The role-based Security Group model works pretty well, but it can be inconvenient when you want a firewall rule to apply to all your hosts. For instance, if you use centralized configuration management, you probably want every host to be allowed to talk to it. For rules like this, I take advantage of the Default Security Group and make sure that every host is a member of it. I then use it (in a very limited way) as a central place to define any firewall rules I want to apply to all hosts. One rule I define in particular is to allow egress traffic to any host in the Default Security Group—that way I don't have to write duplicate ingress rules in one group and egress rules in another whenever I want hosts in one Security Group to talk to another.
On cloud infrastructure, you are able to define hosts that have an internet-routable IP and hosts that only have internal IPs. In AWS Virtual Private Cloud (VPC), you define these hosts by setting up a second set of private subnets and spawning hosts within those subnets instead of the default public subnets.
Treat the default public subnet like a DMZ and put hosts there only if they truly need access to the internet. Put all other hosts into the private subnet. With this practice in place, even if hosts in the private subnet were compromised, they couldn't talk directly to the internet even if an attacker wanted them to, which makes it much more difficult to download rootkits or other persistence tools without setting up elaborate tunnels.
These days it seems like just about every service wants unrestricted access to web ports on some other host on the internet, but an advantage to the private subnet approach is that instead of working out egress firewall rules to specific external IPs, you can set up a web proxy service in your DMZ that has more broad internet access and then restrict the hosts in the private subnet by hostname instead of IP. This has an added benefit of giving you a nice auditing trail on the proxy host of all the external hosts your infrastructure is accessing.
AWS provides a rich set of access control list tools by way of IAM. This lets you set up very precise rules about which AWS resources an account or role can access using a very complicated syntax.
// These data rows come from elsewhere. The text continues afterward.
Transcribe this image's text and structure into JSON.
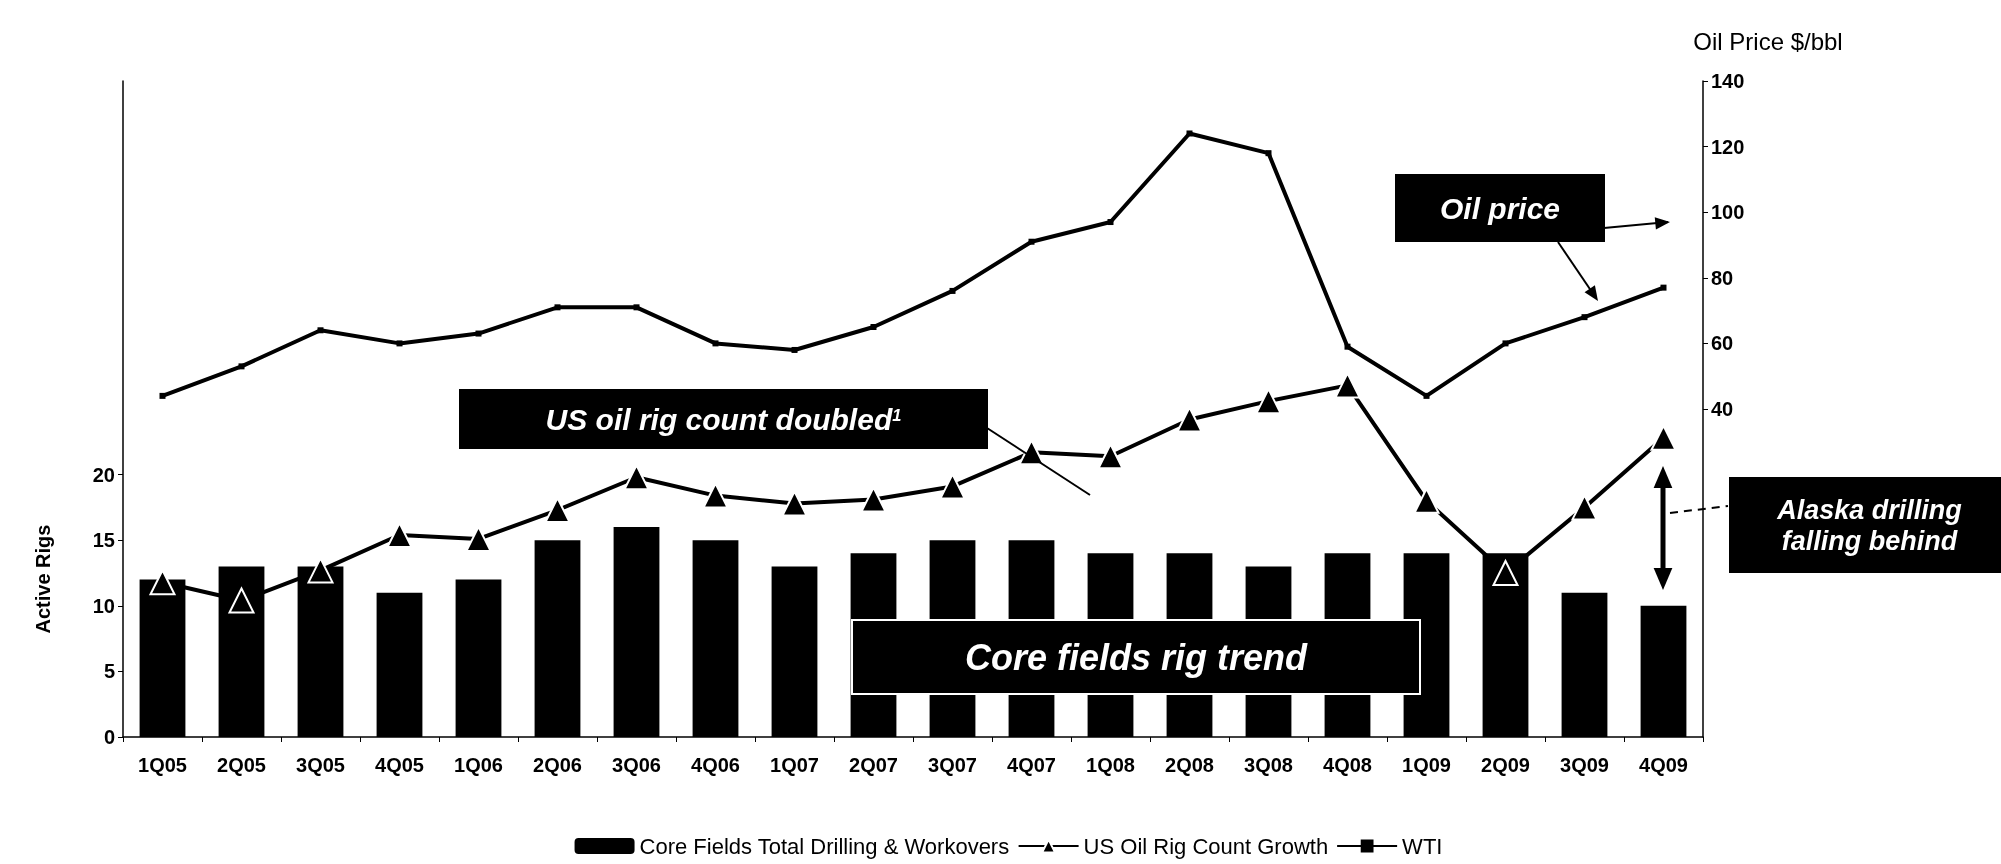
{
  "chart_data": {
    "type": "bar",
    "ylabel": "Active Rigs",
    "y2label": "Oil Price $/bbl",
    "categories": [
      "1Q05",
      "2Q05",
      "3Q05",
      "4Q05",
      "1Q06",
      "2Q06",
      "3Q06",
      "4Q06",
      "1Q07",
      "2Q07",
      "3Q07",
      "4Q07",
      "1Q08",
      "2Q08",
      "3Q08",
      "4Q08",
      "1Q09",
      "2Q09",
      "3Q09",
      "4Q09"
    ],
    "series": [
      {
        "name": "Core Fields Total Drilling & Workovers",
        "color": "#000000",
        "values": [
          12,
          13,
          13,
          11,
          12,
          15,
          16,
          15,
          13,
          14,
          15,
          15,
          14,
          14,
          13,
          14,
          14,
          14,
          11,
          10
        ]
      },
      {
        "name": "US Oil Rig Count Growth",
        "type": "line",
        "marker": "triangle",
        "color": "#000000",
        "values": [
          11.8,
          10.4,
          12.7,
          15.4,
          15.1,
          17.3,
          19.8,
          18.4,
          17.8,
          18.1,
          19.1,
          21.7,
          21.4,
          24.2,
          25.6,
          26.8,
          18.0,
          12.5,
          17.5,
          22.8
        ]
      },
      {
        "name": "WTI",
        "type": "line",
        "axis": "y2",
        "marker": "square",
        "color": "#000000",
        "values": [
          44,
          53,
          64,
          60,
          63,
          71,
          71,
          60,
          58,
          65,
          76,
          91,
          97,
          124,
          118,
          59,
          44,
          60,
          68,
          77
        ]
      }
    ],
    "ylim": [
      0,
      50
    ],
    "yticks": [
      0,
      5,
      10,
      15,
      20
    ],
    "y2lim": [
      -60,
      140
    ],
    "y2ticks": [
      40,
      60,
      80,
      100,
      120,
      140
    ],
    "legend": "bottom",
    "grid": false,
    "annotations": [
      "US oil rig count doubled$^{1}$",
      "Oil price",
      "Core fields rig trend",
      "Alaska drilling falling behind"
    ]
  }
}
While IAM provides you with some pre-defined rules to get you started, it still suffers from the problem all rich access control lists have—the complexity makes it easy to create mistakes that grant people more access than they should have.
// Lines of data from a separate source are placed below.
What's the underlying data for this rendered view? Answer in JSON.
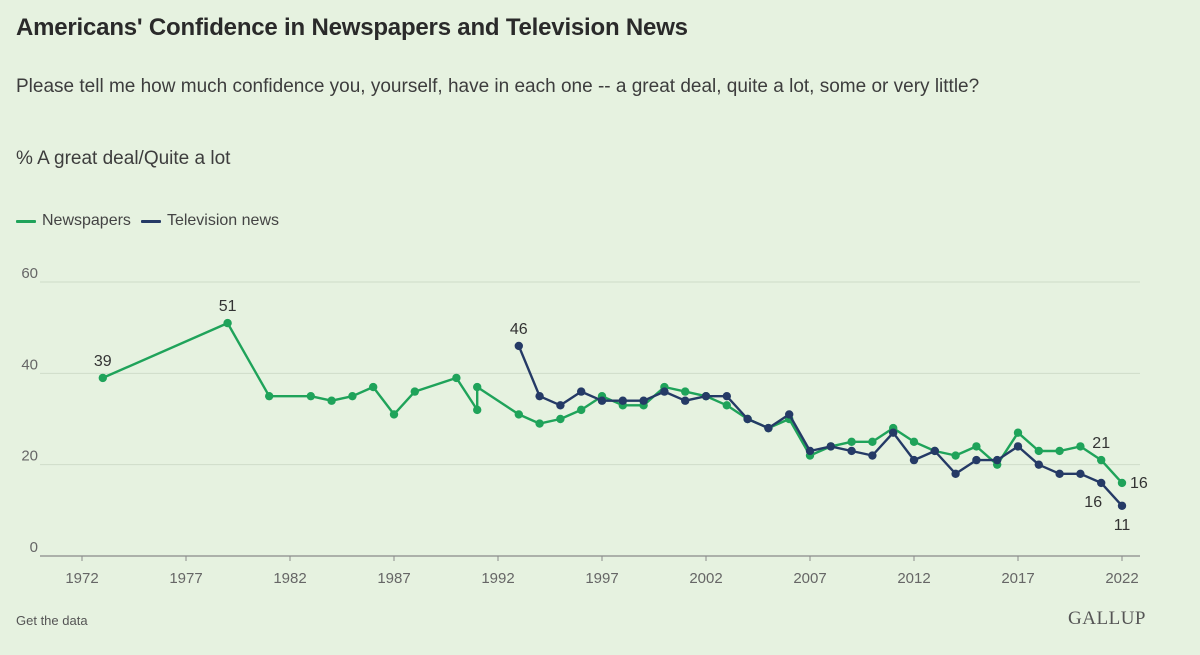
{
  "header": {
    "title": "Americans' Confidence in Newspapers and Television News",
    "subtitle": "Please tell me how much confidence you, yourself, have in each one -- a great deal, quite a lot, some or very little?",
    "measure": "% A great deal/Quite a lot"
  },
  "legend": [
    {
      "label": "Newspapers",
      "color": "#1fa35a"
    },
    {
      "label": "Television news",
      "color": "#253a66"
    }
  ],
  "footer": {
    "link": "Get the data",
    "brand": "GALLUP"
  },
  "chart_data": {
    "type": "line",
    "title": "Americans' Confidence in Newspapers and Television News",
    "xlabel": "",
    "ylabel": "% A great deal/Quite a lot",
    "xlim": [
      1972,
      2022
    ],
    "ylim": [
      0,
      60
    ],
    "xticks": [
      1972,
      1977,
      1982,
      1987,
      1992,
      1997,
      2002,
      2007,
      2012,
      2017,
      2022
    ],
    "yticks": [
      0,
      20,
      40,
      60
    ],
    "grid": true,
    "legend_position": "top-left",
    "series": [
      {
        "name": "Newspapers",
        "color": "#1fa35a",
        "points": [
          [
            1973,
            39
          ],
          [
            1979,
            51
          ],
          [
            1981,
            35
          ],
          [
            1983,
            35
          ],
          [
            1984,
            34
          ],
          [
            1985,
            35
          ],
          [
            1986,
            37
          ],
          [
            1987,
            31
          ],
          [
            1988,
            36
          ],
          [
            1990,
            39
          ],
          [
            1991,
            32
          ],
          [
            1991,
            37
          ],
          [
            1993,
            31
          ],
          [
            1994,
            29
          ],
          [
            1995,
            30
          ],
          [
            1996,
            32
          ],
          [
            1997,
            35
          ],
          [
            1998,
            33
          ],
          [
            1999,
            33
          ],
          [
            2000,
            37
          ],
          [
            2001,
            36
          ],
          [
            2002,
            35
          ],
          [
            2003,
            33
          ],
          [
            2004,
            30
          ],
          [
            2005,
            28
          ],
          [
            2006,
            30
          ],
          [
            2007,
            22
          ],
          [
            2008,
            24
          ],
          [
            2009,
            25
          ],
          [
            2010,
            25
          ],
          [
            2011,
            28
          ],
          [
            2012,
            25
          ],
          [
            2013,
            23
          ],
          [
            2014,
            22
          ],
          [
            2015,
            24
          ],
          [
            2016,
            20
          ],
          [
            2017,
            27
          ],
          [
            2018,
            23
          ],
          [
            2019,
            23
          ],
          [
            2020,
            24
          ],
          [
            2021,
            21
          ],
          [
            2022,
            16
          ]
        ]
      },
      {
        "name": "Television news",
        "color": "#253a66",
        "points": [
          [
            1993,
            46
          ],
          [
            1994,
            35
          ],
          [
            1995,
            33
          ],
          [
            1996,
            36
          ],
          [
            1997,
            34
          ],
          [
            1998,
            34
          ],
          [
            1999,
            34
          ],
          [
            2000,
            36
          ],
          [
            2001,
            34
          ],
          [
            2002,
            35
          ],
          [
            2003,
            35
          ],
          [
            2004,
            30
          ],
          [
            2005,
            28
          ],
          [
            2006,
            31
          ],
          [
            2007,
            23
          ],
          [
            2008,
            24
          ],
          [
            2009,
            23
          ],
          [
            2010,
            22
          ],
          [
            2011,
            27
          ],
          [
            2012,
            21
          ],
          [
            2013,
            23
          ],
          [
            2014,
            18
          ],
          [
            2015,
            21
          ],
          [
            2016,
            21
          ],
          [
            2017,
            24
          ],
          [
            2018,
            20
          ],
          [
            2019,
            18
          ],
          [
            2020,
            18
          ],
          [
            2021,
            16
          ],
          [
            2022,
            11
          ]
        ]
      }
    ],
    "annotations": [
      {
        "series": "Newspapers",
        "x": 1973,
        "y": 39,
        "text": "39",
        "anchor": "above"
      },
      {
        "series": "Newspapers",
        "x": 1979,
        "y": 51,
        "text": "51",
        "anchor": "above"
      },
      {
        "series": "Television news",
        "x": 1993,
        "y": 46,
        "text": "46",
        "anchor": "above"
      },
      {
        "series": "Newspapers",
        "x": 2021,
        "y": 21,
        "text": "21",
        "anchor": "above"
      },
      {
        "series": "Newspapers",
        "x": 2022,
        "y": 16,
        "text": "16",
        "anchor": "right"
      },
      {
        "series": "Television news",
        "x": 2021,
        "y": 16,
        "text": "16",
        "anchor": "below"
      },
      {
        "series": "Television news",
        "x": 2022,
        "y": 11,
        "text": "11",
        "anchor": "below"
      }
    ]
  }
}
My recommendation is to use IAM only as much as is necessary to lock down basic AWS account access (like sysadmin accounts or orchestration tools for instance), and even then, to keep the IAM rules as simple as you can. If you need to restrict access to resources further, use access control at another level to achieve it. Although it may seem like giving somewhat broad IAM permissions to an AWS account isn't as secure as drilling down and embracing the principle of least privilege, in practice, the more complicated your rules, the more likely you will make a mistake.
Cloud environments provide a lot of complex options for security; however, it's more important to set a good baseline of simple security practices that everyone on the team can understand. This article provides a few basic, common-sense practices that should make your cloud environments safer while not making them too complex.